I put it into deepresearch and got this quote from habryka: https://x.com/ohabryka/status/2013715170498076836
I vaguely thought the argument is something to do with not having some sort of "ground truth" feedback mechanism (i.e. the human reward function / steering subsystem). Like to do cev / reflective equilibrium type stuff, you need to be able to query some base set of intuitions.
This is the vibe I got from the Putin > claude post, but idk..
I sometimes hear people say things like, "While we have a bunch of uncertainty over what powerful AIs' motivations will be, it seems like whatever it ends up being is going to be heavily overdetermined, and therefore changing its motivations is quite intractable." I disagree with this take. I think we have various pieces of evidence that motivations are quite contingent on a set of variables within reach.
First, in humans. We see a pretty broad range of human motivations:
I would be happy to give huge amounts of power to some humans but not others.

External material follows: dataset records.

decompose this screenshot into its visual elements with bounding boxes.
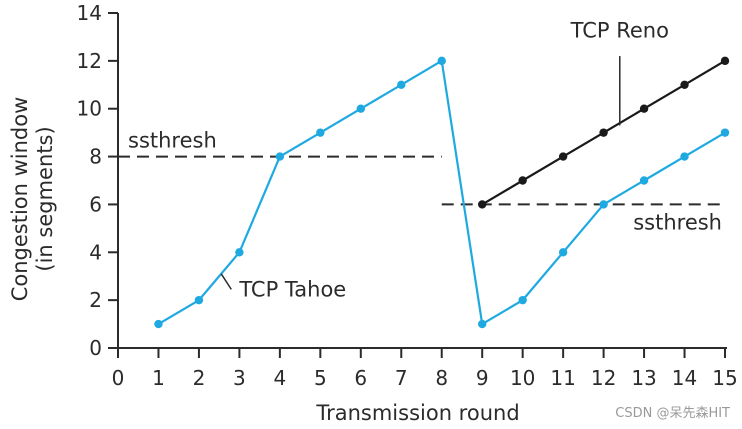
tcp-tahoe-point: [720, 128, 730, 137]
tcp-tahoe-label: TCP Tahoe: [238, 277, 346, 301]
y-axis-title-line-2: (in segments): [33, 126, 57, 271]
x-tick-label: 10: [510, 366, 535, 390]
tcp-tahoe-point: [558, 248, 568, 257]
tcp-tahoe-point: [478, 319, 487, 329]
y-tick-label: 12: [77, 49, 102, 73]
x-tick-label: 9: [476, 366, 489, 390]
tcp-reno-point: [639, 104, 649, 113]
x-tick-label: 4: [273, 366, 286, 390]
y-tick-label: 8: [89, 145, 102, 169]
ssthresh-label-1: ssthresh: [128, 129, 217, 153]
x-tick-label: 14: [672, 366, 697, 390]
x-tick-label: 5: [314, 366, 327, 390]
annotations: TCP Tahoe TCP Reno: [220, 18, 669, 301]
watermark: CSDN @呆先森HIT: [615, 406, 730, 421]
tcp-reno-point: [478, 200, 487, 209]
x-tick-label: 11: [550, 366, 575, 390]
y-tick-label: 14: [77, 1, 102, 25]
tcp-reno-point: [558, 152, 568, 161]
x-tick-label: 1: [152, 366, 165, 390]
x-tick-label: 8: [435, 366, 448, 390]
threshold-lines: ssthresh ssthresh: [118, 129, 725, 234]
tcp-tahoe-point: [235, 248, 244, 257]
y-tick-label: 0: [89, 336, 102, 360]
tcp-tahoe-point: [194, 295, 204, 305]
x-tick-label: 0: [112, 366, 125, 390]
x-tick-label: 2: [193, 366, 206, 390]
tcp-reno-point: [518, 176, 527, 185]
tcp-tahoe-point: [437, 56, 446, 66]
x-tick-label: 7: [395, 366, 408, 390]
tcp-reno-point: [680, 80, 689, 89]
x-tick-label: 13: [631, 366, 656, 390]
tcp-reno-point: [720, 56, 730, 66]
y-tick-label: 10: [77, 97, 102, 121]
tcp-tahoe-point: [397, 80, 406, 89]
y-tick-label: 2: [89, 288, 102, 312]
tcp-tahoe-point: [639, 176, 649, 185]
tcp-tahoe-leader-line: [220, 273, 232, 290]
tcp-tahoe-point: [599, 200, 608, 209]
series-layer: [154, 56, 730, 329]
x-tick-label: 12: [591, 366, 616, 390]
tcp-tahoe-point: [154, 319, 163, 329]
tcp-tahoe-point: [275, 152, 285, 161]
y-tick-label: 4: [89, 240, 102, 264]
y-axis-title: Congestion window (in segments): [8, 97, 57, 302]
tcp-tahoe-point: [316, 128, 325, 137]
ssthresh-label-2: ssthresh: [633, 210, 722, 234]
tcp-tahoe-point: [356, 104, 365, 113]
x-axis-title: Transmission round: [315, 401, 519, 425]
tcp-reno-point: [599, 128, 608, 137]
tcp-tahoe-point: [680, 152, 689, 161]
x-tick-label: 3: [233, 366, 246, 390]
x-tick-label: 6: [354, 366, 367, 390]
x-tick-label: 15: [712, 366, 737, 390]
y-axis-title-line-1: Congestion window: [8, 97, 32, 302]
y-tick-label: 6: [89, 192, 102, 216]
tcp-tahoe-point: [518, 295, 527, 305]
tcp-reno-label: TCP Reno: [570, 18, 669, 42]
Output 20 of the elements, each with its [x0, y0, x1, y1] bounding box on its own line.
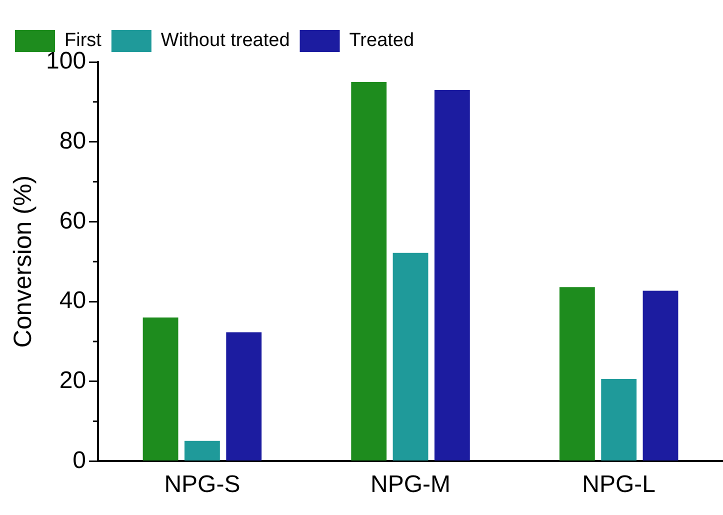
y-tick-label: 20 — [59, 366, 86, 394]
y-tick-label: 60 — [59, 207, 86, 234]
bar — [434, 90, 470, 460]
bar — [351, 82, 387, 460]
y-axis-title: Conversion (%) — [8, 175, 37, 348]
legend-label: Without treated — [160, 30, 290, 52]
bar — [142, 317, 178, 460]
bar — [559, 287, 595, 460]
x-tick-label: NPG-S — [164, 471, 240, 498]
y-tick-label: 0 — [72, 446, 86, 474]
bar — [601, 378, 637, 460]
bar — [226, 332, 262, 460]
y-tick-label: 80 — [59, 127, 86, 154]
x-tick-label: NPG-L — [582, 471, 656, 498]
bar — [184, 440, 220, 460]
bar — [642, 290, 678, 460]
x-tick-label: NPG-M — [370, 471, 451, 498]
legend-label: Treated — [349, 30, 414, 52]
bar — [392, 252, 428, 460]
y-tick-label: 40 — [59, 287, 86, 314]
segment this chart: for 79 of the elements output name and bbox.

And for those others, there's a wide variety of ways they might be misaligned. Many people are too selfish to themselves and/or their families; many people are ideological about a cause or belief; the most notable worry with some people is that they are sadistic or vengeful; etc.
This variation is somehow explained primarily by something like ~~1kB of genetic information and the set of experiences people had. This is a pretty small amount of information.
Second, in current LLMs. We can get LLMs to behave roughly according to a wide variety of motivations, including intended motivations, scheming motivations and reward-seeking motivations. This is largely a function of how the training data maps onto pretraining priors (so this evidence is therefore not statistically independent of the human evidence). If we observe that RLing models on reward-hackable objectives causes them to be broadly misaligned, then we can tell the model that reward-hacking during training is ok, and the model doesn't end up broadly misaligned.
I'm pointing at evidence that the motivations of agents aren't overdetermined, which is in turn some evidence that developers can influence AI motivations if they can correctly identify the levers (which may be hard with status-quo behavioral oversight!). I'm definitely not claiming that alignment of sovereign superintelligence is easy. I think that alignment sufficiently robust to withstand sovereign superintelligent optimization is a narrow target (if people try to make sovereign superintelligence). But this is some reason why I think attaining trustworthy corrigible assistants of intermediate-but-transformative capability levels may be tractable.